Cette figure était vêtue d’un costume d’officier: elle tenait en main une épée brisée; elle s’avança lentement vers Athos, qui, s’arrêtant tout à coup et fixant son regard sur elle, ne parlait pas, ne remuait pas, et qui voulait ouvrir ses bras, parce que dans cet officier silencieux et pâle, il venait de reconnaître Raoul.
Le comte essaya un cri, qui demeura étouffé dans son gosier. Raoul, d’un geste, lui indiquait de se taire en mettant un doigt sur sa bouche et en reculant peu à peu, sans qu’Athos vit ses jambes se mouvoir.
Le comte, plus pâle que Raoul, plus tremblant, suivit son fils en traversant péniblement bruyères et buissons, pierres et fossés. Raoul ne paraissait pas toucher la terre, et nul obstacle n’entravait la légèreté de sa marche.
Le comte, que les accidents de terrain fatiguaient, s’arrêta bientôt épuisé. Raoul lui faisait toujours signe de le suivre. Le tendre père, auquel l’amour redonnait des forces, essaya un dernier mouvement et gravit la montagne à la suite du jeune homme, qui l’attirait par son geste et son sourire.
Enfin, il toucha la crête de cette colline, et vit se dessiner en noir, sur l’horizon blanchi par la lune, les formes aériennes, poétiques de Raoul. Athos étendait la main pour arriver près de son fils bien-aimé, sur le plateau, et celui-ci lui tendait aussi la sienne; mais soudain, comme si le jeune homme eût été entraîné malgré lui, reculant toujours, il quitta la terre, et Athos vit le ciel briller entre les pieds de son enfant et le sol de la colline.
Raoul s’élevait insensiblement dans le vide, toujours souriant, toujours appelant du geste; il s’éloignait vers le ciel.
Athos poussa un cri de tendresse effrayée; il regarda en bas. On voyait un camp détruit, et, comme des atomes immobiles, tous ces blancs cadavres de l’armée royale.
Et puis, en relevant la tête, il voyait toujours, toujours, son fils qui l’invitait à monter avec lui.
Chapitre CCLXIV – L'ange de la mort
Athos en était là de sa vision merveilleuse, quand le charme fut soudain rompu par un grand bruit parti des portes extérieures de la maison.
On entendit un cheval galoper sur le sable durci de la grande allée, et les rumeurs des conversations les plus bruyantes et les plus animées montèrent jusqu’à la chambre où rêvait le comte.

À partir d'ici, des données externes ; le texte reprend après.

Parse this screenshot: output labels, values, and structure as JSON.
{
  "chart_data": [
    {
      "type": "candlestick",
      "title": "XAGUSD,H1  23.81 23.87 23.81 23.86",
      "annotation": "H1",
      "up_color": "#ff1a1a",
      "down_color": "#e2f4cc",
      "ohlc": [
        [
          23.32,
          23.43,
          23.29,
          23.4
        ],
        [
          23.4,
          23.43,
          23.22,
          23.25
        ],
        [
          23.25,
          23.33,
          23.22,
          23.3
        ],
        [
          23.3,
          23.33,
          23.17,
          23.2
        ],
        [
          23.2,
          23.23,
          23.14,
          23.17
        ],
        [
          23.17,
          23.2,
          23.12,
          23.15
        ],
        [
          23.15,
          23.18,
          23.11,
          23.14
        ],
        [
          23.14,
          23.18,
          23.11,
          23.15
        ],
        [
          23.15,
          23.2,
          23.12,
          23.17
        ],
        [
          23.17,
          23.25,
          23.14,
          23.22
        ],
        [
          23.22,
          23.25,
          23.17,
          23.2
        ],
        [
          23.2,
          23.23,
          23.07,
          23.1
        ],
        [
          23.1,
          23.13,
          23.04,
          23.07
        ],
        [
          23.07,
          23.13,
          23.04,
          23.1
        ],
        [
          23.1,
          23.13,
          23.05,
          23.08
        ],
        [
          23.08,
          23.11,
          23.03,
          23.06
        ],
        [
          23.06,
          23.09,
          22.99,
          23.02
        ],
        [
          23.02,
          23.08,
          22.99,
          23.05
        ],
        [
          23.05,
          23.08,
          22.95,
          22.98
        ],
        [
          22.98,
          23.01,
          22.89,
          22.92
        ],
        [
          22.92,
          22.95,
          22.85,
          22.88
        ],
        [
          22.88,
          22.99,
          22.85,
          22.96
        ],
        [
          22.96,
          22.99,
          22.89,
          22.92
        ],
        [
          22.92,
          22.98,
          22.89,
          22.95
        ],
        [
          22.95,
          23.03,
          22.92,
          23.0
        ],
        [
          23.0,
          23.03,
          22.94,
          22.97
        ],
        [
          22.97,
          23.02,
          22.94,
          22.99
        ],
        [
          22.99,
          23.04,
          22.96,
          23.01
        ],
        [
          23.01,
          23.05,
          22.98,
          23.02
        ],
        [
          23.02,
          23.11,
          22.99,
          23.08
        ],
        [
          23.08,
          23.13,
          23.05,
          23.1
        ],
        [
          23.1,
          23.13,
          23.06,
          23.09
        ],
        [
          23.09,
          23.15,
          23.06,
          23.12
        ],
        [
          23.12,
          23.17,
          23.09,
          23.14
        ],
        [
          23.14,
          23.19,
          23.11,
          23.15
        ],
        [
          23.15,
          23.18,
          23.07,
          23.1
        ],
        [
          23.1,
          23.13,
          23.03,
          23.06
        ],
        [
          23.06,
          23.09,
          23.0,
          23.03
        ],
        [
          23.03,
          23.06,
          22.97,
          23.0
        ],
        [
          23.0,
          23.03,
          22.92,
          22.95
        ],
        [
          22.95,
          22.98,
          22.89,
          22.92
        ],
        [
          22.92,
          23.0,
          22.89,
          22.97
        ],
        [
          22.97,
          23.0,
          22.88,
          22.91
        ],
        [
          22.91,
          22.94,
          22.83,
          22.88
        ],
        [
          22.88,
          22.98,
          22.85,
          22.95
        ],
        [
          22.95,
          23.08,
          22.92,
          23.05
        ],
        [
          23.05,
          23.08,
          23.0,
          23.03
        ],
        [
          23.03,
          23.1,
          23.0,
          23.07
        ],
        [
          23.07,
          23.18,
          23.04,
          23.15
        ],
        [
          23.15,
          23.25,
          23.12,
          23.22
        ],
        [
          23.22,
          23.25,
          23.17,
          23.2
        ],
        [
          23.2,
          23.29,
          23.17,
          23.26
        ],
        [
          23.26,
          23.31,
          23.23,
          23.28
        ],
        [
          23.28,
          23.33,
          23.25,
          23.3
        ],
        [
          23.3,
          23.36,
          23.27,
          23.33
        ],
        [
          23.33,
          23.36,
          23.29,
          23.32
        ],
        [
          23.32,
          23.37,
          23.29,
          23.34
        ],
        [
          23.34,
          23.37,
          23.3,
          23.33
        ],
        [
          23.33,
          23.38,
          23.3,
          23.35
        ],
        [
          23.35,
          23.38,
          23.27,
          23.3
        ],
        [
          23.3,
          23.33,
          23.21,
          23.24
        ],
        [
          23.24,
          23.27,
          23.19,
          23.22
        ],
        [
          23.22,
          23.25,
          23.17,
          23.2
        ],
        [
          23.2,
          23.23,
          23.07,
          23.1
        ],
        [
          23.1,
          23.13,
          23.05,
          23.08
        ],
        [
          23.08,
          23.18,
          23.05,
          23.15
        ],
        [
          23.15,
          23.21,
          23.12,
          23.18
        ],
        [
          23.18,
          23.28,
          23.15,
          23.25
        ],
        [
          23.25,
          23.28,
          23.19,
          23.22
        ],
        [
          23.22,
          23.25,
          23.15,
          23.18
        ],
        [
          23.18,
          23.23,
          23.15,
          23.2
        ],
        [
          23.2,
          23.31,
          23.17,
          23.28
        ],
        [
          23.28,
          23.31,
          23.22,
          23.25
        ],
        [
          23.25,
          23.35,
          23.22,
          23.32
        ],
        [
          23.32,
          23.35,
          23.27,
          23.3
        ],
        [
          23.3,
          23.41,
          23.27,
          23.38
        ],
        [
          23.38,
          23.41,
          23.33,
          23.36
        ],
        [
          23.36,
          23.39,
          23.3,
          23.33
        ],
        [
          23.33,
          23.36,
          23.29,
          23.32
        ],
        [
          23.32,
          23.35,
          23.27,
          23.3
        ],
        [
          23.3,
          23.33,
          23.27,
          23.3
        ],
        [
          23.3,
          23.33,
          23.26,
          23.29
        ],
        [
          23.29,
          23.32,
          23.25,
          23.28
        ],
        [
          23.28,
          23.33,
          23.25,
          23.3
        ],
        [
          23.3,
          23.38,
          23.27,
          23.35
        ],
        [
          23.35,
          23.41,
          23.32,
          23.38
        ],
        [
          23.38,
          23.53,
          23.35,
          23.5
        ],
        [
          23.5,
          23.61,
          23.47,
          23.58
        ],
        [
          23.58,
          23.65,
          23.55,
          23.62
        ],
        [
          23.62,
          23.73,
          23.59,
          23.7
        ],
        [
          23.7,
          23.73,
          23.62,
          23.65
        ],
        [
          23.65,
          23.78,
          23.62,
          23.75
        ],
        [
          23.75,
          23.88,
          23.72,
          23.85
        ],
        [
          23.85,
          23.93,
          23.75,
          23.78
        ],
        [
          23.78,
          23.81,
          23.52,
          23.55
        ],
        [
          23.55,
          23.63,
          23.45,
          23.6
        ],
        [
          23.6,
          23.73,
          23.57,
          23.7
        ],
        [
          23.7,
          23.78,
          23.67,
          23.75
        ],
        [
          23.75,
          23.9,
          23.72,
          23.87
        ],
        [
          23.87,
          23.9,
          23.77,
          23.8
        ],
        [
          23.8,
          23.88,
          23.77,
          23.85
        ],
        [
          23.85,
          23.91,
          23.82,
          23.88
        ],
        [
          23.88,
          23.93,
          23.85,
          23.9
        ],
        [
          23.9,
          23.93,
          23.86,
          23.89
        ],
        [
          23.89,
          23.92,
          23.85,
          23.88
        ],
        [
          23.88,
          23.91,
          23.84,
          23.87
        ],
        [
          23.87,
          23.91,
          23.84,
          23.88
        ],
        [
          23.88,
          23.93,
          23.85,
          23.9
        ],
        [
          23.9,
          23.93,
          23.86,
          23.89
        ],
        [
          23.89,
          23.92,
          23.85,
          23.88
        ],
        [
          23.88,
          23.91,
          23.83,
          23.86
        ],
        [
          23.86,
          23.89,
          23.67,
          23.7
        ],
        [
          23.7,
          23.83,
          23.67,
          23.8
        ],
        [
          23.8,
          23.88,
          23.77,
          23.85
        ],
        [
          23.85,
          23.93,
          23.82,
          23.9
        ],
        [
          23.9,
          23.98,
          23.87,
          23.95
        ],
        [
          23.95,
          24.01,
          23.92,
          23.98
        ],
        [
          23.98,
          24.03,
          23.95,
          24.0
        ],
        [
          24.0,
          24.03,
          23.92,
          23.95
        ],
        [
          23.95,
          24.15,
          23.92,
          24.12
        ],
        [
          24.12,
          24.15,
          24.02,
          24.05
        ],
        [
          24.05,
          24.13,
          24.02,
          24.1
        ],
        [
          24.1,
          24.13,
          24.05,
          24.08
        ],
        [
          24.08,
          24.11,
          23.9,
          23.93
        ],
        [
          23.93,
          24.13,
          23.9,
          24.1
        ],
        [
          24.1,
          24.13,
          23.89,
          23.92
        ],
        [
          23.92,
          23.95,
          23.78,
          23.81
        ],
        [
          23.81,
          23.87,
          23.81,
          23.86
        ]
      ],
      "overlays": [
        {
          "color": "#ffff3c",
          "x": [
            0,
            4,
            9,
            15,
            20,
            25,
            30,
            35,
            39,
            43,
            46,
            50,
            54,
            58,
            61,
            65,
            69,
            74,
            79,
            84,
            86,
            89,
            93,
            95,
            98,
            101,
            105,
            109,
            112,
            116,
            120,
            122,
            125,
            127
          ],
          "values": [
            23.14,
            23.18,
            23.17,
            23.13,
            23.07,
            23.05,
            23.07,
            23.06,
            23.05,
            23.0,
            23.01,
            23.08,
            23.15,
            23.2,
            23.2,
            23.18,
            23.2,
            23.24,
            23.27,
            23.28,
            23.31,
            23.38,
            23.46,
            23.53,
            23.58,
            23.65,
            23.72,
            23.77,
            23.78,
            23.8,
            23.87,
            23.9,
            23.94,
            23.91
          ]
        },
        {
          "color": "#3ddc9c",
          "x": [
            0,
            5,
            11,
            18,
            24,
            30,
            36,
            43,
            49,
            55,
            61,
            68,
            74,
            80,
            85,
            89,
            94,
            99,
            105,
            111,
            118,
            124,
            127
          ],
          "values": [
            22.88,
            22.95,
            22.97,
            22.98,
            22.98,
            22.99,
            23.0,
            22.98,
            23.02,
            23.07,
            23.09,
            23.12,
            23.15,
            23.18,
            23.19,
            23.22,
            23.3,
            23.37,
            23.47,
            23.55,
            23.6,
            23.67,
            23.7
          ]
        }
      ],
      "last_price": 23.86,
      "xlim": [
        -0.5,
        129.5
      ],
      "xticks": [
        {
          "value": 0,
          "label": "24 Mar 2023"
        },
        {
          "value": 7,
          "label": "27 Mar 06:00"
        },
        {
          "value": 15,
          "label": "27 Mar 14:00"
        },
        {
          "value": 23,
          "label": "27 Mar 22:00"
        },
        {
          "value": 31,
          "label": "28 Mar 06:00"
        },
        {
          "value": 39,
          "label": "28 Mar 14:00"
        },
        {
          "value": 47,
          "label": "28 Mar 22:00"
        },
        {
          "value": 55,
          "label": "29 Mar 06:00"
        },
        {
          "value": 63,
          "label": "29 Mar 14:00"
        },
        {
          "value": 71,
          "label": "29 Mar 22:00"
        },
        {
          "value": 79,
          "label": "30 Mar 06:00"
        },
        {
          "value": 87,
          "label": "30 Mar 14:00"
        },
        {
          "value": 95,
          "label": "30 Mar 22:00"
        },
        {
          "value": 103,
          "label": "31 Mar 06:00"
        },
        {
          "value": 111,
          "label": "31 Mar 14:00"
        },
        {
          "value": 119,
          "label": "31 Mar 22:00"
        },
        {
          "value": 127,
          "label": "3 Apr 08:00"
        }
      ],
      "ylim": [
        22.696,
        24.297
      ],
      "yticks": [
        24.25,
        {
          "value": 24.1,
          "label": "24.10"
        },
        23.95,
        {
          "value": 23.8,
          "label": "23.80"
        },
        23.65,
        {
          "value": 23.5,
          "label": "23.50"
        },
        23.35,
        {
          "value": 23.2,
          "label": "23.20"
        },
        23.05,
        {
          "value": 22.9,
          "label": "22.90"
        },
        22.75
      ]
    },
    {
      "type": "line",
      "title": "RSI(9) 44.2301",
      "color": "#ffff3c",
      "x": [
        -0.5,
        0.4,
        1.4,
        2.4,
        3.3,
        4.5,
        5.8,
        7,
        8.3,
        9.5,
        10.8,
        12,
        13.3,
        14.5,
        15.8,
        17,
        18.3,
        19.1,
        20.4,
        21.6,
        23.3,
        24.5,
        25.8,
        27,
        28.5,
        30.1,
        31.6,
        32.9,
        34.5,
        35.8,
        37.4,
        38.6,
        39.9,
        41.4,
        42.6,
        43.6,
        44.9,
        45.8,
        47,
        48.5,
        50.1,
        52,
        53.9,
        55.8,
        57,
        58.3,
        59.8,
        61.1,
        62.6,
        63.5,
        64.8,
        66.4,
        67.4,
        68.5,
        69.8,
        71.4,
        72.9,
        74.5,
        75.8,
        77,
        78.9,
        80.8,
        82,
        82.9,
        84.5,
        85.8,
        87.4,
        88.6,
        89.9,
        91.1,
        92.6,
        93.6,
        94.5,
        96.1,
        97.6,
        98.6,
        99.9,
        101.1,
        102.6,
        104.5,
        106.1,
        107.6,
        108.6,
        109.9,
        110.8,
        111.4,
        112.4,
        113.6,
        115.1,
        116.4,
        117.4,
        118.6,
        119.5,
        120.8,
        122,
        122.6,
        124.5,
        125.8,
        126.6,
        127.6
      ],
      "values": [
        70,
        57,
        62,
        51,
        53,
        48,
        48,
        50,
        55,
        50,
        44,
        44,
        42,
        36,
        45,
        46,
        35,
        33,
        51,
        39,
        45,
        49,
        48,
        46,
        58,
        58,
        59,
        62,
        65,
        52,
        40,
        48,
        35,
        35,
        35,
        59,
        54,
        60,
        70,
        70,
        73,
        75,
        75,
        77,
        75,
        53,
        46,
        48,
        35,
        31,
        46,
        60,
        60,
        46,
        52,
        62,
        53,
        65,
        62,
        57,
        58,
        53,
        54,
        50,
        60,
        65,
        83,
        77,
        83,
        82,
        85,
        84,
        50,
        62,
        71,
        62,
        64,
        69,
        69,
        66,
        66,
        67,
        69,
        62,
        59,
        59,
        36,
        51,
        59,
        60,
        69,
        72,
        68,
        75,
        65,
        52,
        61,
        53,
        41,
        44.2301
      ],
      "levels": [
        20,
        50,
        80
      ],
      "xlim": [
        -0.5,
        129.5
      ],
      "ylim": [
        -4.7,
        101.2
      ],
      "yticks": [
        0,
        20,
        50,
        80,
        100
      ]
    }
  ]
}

Athos ne bougea pas de la place qu’il occupait; à peine tourna-t-il sa tête du côté de la porte pour percevoir plus tôt les bruits qui arrivaient jusqu’à lui.
Un pas alourdi monta le perron; le cheval, qui galopait naguère avec tant de rapidité, partit lentement du côté de l’écurie. Quelques frémissements accompagnaient ces pas qui, peu à peu, se rapprochaient de la chambre d’Athos.
Alors une porte s’ouvrit, et Athos, se tournant un peu du côté où venait le bruit, cria d’une voix faible:
– C’est un courrier d’Afrique, n’est-ce pas?
– Non, monsieur le comte, répondit une voix qui fit tressaillir sur son lit le père de Raoul.
– Grimaud! murmura-t-il.
Et la sueur commença de glisser le long de ses joues amaigries.
Grimaud apparut sur le seuil. Ce n’était plus le Grimaud que nous avons vu, jeune encore par le courage et par le dévouement, alors qu’il sautait le premier dans la barque destinée à porter Raoul de Bragelonne aux vaisseaux de la flotte royale.